I think this can be done with a shared library, that instead of removing
a file, moves the inode to a specific directory per file system, ala 
lost+found and renames it in some way so you have the data and time (a
version stamp) and the owner rights etc available. This should not be
file system specific code, but something that is available on all file
systems with normal POSIX file system semantics. Libshred probably does
it this way. And then some garbage collection, that can be run
periodically or triggered by low availablilty of space. A lot like MS is
doing it for their trash basket. And something that probably should be
standard for MDK desktops, both KDE and Gnome have a trash basket.

> Once a file is older than about 5 revisions, keeping it on fast-access
> media is a waste of money.
> 
> rsync + amanda is what we use in production. 1 day interval for rysnc,
> if you want anything else, we'll pull it off tape. If users have a
> problem with that, they can write their copies to CD on our webCDwriter
> installation.

I am not really trying to target big organisations with well developed
backup strategies. These people know what they are doing and would
probably not be satisfied with a standard solution anyway. I am more
thinking of small businesses, smaller web servers, home and hobby
systems. The ones that forget to set up backup. I think there are many
of these users around that are actual or potential MDK customers.

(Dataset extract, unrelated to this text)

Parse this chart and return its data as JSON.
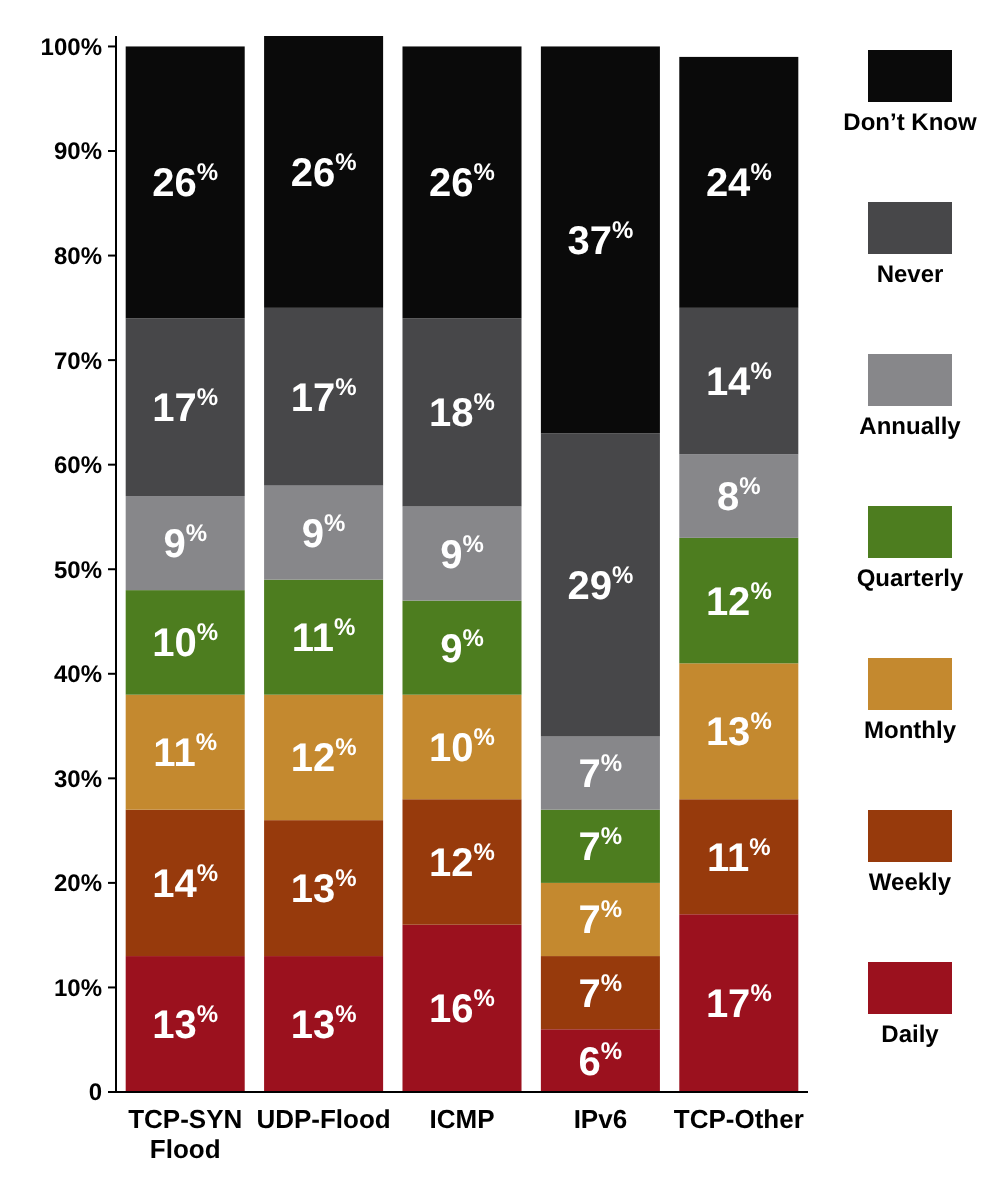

> I much prefer having users educated than to have to backup every single
> little change to a file.

They don't do it. And if I have to bother every time I make a change,
that would lower my productivity. And Murphys law says that I will
forget to backup the very file that I really should not have deleted.

> We have over 130GB of data at the moment, and
> it starts getting very expensive to start keeping 5-10 copies of that
> all compared to the 2 we have on disk (on-site and a rysnc'ed copy
> off-site) with daily differential amanda backups.

130 GB of data is next to nothing these days, a standard 120 GB disk
costs 80 EUR + tax nowadays. But of cause there should be some policy on
when and how to do garbage collection.